Ninja H2 Unggul 240 HP, Hayabusa Menjawab dengan Torsi dan Kenyamanan Touring

Author: Qoo Media

Kawasaki Ninja H2 dan Suzuki Hayabusa menawarkan dua jawaban berbeda bagi penggemar motor berperforma tinggi. Ninja H2 mengejar akselerasi ekstrem melalui supercharger, sementara Hayabusa memadukan tenaga besar dengan karakter sport-tourer yang lebih nyaman.

Perbedaan paling mencolok terlihat pada cara keduanya menyalurkan performa. Ninja H2 menghasilkan tenaga lebih besar dan bobot lebih ringan, sedangkan Hayabusa menawarkan torsi lebih tinggi yang tersedia pada putaran mesin lebih rendah.

Tenaga Besar dengan Karakter yang Berbeda

Kawasaki Ninja H2 memakai mesin empat silinder segaris 998cc DOHC 16-katup berpendingin cairan dengan supercharger. Mesin ini menghasilkan 240 hp pada 11.500 rpm dan torsi 141,7 Nm pada 11.000 rpm.

Konfigurasi tersebut membuat Ninja H2 berkarakter eksplosif, terutama ketika putaran mesin terus naik. Bobot 218 kg juga memberi keunggulan pada rasio tenaga terhadap bobot dibanding Hayabusa yang tercatat berbobot 264 kg.

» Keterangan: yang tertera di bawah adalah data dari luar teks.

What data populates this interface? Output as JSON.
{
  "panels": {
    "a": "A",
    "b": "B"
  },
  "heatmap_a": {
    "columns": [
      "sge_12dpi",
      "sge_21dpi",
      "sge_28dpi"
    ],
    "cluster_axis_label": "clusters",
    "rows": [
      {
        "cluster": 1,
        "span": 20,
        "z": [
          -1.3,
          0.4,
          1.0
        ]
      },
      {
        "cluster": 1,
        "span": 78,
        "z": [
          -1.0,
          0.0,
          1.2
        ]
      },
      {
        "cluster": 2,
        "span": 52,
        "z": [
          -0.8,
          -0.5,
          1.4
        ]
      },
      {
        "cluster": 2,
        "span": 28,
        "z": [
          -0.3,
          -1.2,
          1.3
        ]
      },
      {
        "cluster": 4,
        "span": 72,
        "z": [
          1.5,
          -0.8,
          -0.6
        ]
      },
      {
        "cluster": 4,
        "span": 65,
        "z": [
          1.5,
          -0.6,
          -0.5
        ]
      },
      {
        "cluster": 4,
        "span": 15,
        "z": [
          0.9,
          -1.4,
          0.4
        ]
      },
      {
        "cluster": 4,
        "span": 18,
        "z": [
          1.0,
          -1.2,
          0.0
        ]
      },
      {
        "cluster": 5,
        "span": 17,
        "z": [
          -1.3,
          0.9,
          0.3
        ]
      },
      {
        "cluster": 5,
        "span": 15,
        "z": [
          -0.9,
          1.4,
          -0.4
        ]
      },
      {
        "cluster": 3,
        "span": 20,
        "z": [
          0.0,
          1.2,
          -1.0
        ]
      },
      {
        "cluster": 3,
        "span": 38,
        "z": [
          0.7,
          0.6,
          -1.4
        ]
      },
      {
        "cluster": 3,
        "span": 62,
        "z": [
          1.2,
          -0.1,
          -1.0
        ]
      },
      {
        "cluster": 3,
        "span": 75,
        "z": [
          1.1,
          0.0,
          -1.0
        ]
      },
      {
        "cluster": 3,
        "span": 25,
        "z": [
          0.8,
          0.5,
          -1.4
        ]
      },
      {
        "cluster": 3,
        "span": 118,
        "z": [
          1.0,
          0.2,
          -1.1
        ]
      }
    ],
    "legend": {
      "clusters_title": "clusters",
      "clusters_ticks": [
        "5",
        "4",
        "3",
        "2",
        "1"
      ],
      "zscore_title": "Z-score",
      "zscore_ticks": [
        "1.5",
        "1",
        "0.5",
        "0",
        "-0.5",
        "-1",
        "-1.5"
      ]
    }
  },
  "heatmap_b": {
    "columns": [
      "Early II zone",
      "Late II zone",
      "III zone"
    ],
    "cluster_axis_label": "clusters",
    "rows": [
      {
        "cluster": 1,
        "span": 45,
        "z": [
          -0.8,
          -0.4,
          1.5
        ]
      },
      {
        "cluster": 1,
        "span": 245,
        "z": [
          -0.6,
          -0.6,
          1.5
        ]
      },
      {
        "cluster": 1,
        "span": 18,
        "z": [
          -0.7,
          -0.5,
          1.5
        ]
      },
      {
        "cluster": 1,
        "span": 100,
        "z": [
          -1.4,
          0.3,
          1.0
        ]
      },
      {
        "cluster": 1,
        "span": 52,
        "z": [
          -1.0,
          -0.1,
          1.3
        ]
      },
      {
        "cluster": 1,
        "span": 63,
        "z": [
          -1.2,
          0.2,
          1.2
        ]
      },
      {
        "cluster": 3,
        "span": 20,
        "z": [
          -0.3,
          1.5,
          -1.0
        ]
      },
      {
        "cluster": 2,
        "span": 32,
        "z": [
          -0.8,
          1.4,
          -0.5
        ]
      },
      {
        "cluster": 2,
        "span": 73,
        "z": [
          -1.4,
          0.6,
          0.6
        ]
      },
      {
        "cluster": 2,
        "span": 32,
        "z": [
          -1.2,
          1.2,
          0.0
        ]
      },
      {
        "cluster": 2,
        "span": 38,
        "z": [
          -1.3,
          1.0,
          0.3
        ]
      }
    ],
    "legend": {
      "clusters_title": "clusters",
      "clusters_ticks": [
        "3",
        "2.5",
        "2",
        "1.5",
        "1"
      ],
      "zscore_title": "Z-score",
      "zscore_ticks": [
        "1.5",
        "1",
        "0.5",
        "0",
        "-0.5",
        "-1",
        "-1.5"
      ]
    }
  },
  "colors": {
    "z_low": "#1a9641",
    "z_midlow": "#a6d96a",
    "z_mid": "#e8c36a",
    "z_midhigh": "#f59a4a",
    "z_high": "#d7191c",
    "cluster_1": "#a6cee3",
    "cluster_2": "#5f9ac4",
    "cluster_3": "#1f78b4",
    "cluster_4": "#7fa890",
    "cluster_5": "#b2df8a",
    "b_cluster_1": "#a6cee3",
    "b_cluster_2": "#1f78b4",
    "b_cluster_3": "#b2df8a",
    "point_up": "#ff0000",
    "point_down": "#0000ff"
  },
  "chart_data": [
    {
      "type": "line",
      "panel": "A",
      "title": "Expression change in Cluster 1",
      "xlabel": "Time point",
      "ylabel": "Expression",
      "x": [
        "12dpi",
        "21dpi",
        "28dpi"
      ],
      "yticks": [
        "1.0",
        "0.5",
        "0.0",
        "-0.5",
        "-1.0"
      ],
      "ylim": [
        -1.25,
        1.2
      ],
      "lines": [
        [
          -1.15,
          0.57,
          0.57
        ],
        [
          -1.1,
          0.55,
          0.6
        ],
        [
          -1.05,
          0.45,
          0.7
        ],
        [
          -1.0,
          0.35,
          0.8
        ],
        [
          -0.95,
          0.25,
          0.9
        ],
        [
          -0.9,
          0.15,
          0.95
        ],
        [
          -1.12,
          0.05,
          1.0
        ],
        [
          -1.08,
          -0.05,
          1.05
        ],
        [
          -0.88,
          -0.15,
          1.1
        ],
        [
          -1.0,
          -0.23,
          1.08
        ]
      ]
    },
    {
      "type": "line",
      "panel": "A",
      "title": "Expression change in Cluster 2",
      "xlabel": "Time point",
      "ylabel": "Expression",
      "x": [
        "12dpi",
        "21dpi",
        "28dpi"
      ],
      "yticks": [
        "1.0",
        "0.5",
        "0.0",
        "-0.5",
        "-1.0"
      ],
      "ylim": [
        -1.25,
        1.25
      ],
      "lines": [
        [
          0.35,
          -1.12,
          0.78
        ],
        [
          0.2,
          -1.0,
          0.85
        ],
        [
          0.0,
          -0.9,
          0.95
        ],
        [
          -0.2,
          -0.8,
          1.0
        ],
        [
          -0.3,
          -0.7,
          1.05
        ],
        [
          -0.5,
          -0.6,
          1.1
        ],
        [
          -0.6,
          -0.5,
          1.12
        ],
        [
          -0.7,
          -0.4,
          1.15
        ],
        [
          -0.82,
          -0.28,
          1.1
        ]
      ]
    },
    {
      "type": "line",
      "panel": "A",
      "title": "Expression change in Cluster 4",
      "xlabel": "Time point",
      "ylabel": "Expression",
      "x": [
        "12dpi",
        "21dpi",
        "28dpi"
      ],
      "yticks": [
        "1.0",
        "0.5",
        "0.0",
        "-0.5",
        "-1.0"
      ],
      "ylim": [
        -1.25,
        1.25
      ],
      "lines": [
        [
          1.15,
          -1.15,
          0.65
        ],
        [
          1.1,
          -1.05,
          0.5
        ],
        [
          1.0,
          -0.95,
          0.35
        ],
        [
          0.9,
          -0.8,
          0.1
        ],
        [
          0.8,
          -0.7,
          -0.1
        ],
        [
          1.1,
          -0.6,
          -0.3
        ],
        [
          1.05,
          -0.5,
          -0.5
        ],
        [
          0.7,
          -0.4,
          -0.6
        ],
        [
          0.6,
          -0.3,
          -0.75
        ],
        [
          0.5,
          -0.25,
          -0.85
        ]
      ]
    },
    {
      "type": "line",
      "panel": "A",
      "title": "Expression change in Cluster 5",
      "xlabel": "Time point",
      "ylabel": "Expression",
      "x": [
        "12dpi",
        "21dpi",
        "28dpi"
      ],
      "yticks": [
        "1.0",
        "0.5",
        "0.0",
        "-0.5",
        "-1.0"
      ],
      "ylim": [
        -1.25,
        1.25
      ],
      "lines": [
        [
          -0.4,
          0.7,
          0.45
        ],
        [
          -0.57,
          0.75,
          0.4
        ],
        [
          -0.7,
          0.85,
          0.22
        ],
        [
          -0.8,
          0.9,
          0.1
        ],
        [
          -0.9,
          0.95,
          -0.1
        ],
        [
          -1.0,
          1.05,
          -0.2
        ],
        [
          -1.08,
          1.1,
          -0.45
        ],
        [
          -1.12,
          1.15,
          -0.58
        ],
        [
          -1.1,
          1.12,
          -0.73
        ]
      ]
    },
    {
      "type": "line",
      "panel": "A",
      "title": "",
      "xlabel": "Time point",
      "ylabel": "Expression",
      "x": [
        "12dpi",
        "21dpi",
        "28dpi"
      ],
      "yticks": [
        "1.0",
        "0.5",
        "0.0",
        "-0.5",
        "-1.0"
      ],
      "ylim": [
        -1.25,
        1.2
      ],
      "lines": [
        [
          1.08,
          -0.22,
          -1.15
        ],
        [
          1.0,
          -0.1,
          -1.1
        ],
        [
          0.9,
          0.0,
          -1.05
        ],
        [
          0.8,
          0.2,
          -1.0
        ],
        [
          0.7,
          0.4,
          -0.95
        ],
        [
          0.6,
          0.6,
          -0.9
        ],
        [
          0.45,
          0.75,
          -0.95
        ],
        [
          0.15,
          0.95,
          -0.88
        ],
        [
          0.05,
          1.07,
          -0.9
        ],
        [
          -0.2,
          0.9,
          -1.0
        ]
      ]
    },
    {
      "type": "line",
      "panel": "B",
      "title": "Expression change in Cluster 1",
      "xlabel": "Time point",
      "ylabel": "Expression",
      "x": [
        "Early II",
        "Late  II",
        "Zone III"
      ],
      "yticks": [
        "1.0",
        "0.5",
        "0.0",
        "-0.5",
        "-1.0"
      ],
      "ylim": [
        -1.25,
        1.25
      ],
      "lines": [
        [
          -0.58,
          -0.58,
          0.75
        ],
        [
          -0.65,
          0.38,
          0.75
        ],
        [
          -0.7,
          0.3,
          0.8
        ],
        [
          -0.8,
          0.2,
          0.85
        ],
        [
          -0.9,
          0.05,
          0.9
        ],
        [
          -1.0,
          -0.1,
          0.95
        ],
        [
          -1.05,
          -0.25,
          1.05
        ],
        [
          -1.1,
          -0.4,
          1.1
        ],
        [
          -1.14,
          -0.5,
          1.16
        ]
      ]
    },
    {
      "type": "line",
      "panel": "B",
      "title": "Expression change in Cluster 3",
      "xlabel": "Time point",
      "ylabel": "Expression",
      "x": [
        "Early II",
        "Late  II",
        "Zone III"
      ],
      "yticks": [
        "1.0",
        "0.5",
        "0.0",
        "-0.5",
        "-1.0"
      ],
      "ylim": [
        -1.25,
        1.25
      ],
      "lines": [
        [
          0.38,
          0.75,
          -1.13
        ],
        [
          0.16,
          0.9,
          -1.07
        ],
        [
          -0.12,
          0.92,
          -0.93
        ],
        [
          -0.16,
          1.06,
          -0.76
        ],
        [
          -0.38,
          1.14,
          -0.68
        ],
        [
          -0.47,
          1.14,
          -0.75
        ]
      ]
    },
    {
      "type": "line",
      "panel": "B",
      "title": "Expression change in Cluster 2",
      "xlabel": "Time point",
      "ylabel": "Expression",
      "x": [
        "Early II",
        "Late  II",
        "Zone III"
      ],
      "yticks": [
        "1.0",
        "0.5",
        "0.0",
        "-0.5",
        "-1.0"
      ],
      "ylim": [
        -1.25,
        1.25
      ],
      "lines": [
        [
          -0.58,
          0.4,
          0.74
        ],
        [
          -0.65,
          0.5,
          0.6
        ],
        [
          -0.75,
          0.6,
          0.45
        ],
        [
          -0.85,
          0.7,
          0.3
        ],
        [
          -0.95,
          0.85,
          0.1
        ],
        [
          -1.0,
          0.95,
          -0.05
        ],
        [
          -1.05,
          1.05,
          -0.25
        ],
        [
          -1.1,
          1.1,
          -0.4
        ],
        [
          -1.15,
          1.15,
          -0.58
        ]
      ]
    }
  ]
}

Suzuki Hayabusa menggunakan mesin empat silinder segaris 1.340cc DOHC 16-katup berpendingin cairan tanpa supercharger. Tenaganya mencapai 187,4 hp pada 9.700 rpm, sedangkan torsi puncaknya mencapai 150 Nm pada 7.000 rpm.

Angka torsi itu menunjukkan karakter Hayabusa yang kuat di putaran rendah hingga menengah. Dorongan tenaganya dirancang lebih halus, sehingga tetap relevan untuk perjalanan jauh dengan kecepatan tinggi.

Ringkasan Perbandingan Kawasaki Ninja H2 dan Suzuki Hayabusa
Aspek Kawasaki Ninja H2 Suzuki Hayabusa
Mesin 4 silinder inline 998cc, DOHC 16-katup, supercharger 4 silinder inline 1.340cc, DOHC 16-katup
Tenaga 240 hp pada 11.500 rpm 187,4 hp pada 9.700 rpm
Torsi 141,7 Nm pada 11.000 rpm 150 Nm pada 7.000 rpm
Bobot 218 kg 264 kg
Harga di Amerika Hingga 34.400 USD 19.699–20.399 USD

H2 Mengejar Sensasi, Hayabusa Mengutamakan Jarak Tempuh

Desain Ninja H2 menegaskan orientasinya sebagai hyperbike agresif. Fairing aerodinamis, winglet terintegrasi, rangka trellis, serta finishing Mirror Coated Black Paint memberi tampilannya nuansa futuristis.

Posisi berkendara sporty, sasis yang kaku, dan suspensi premium mendukung stabilitas saat akselerasi serta menikung pada kecepatan tinggi. Namun, karakter tersebut membuatnya lebih menuntut ketika dipakai untuk perjalanan jauh.

Hayabusa tetap mempertahankan siluet bodi membulat yang menjadi ciri khasnya. Bentuk aerodinamis ini menekankan stabilitas saat melaju kencang, dengan posisi duduk yang lebih rileks dibanding motor supersport.

Jok yang lebih lebar dan suspensi yang dirancang menyerap guncangan membuat Hayabusa lebih sesuai untuk kebutuhan touring. Motor ini menempatkan kenyamanan sebagai bagian penting tanpa meninggalkan performa tinggi.

Elektronik Lengkap pada Dua Pendekatan Berkendara

Menurut data yang dirangkum ridertua.com, Ninja H2 dibekali panel TFT dengan analog jarum, konektivitas Rideology, KTRC, KCMF, launch control, dan engine brake control. Motor ini juga memiliki quickshifter dua arah, electronic cruise control, assist & slipper clutch, serta ABS berbasis IMU Bosch.

Hayabusa membawa panel analog dengan layar TFT di tengah serta Suzuki Intelligent Ride System atau S.I.R.S. Perlengkapannya mencakup tiga mode tenaga, traction control, launch control, quickshifter dua arah, cruise control, hill hold control, slope dependent control, Motion Track ABS, dan engine brake control.

Pilihan antara keduanya pada akhirnya bergantung pada prioritas pengendara. Kawasaki Ninja H2 lebih tepat bagi pencari dorongan supercharged dan akselerasi agresif, sedangkan Suzuki Hayabusa menawarkan perpaduan tenaga, stabilitas, dan kenyamanan untuk perjalanan jarak jauh.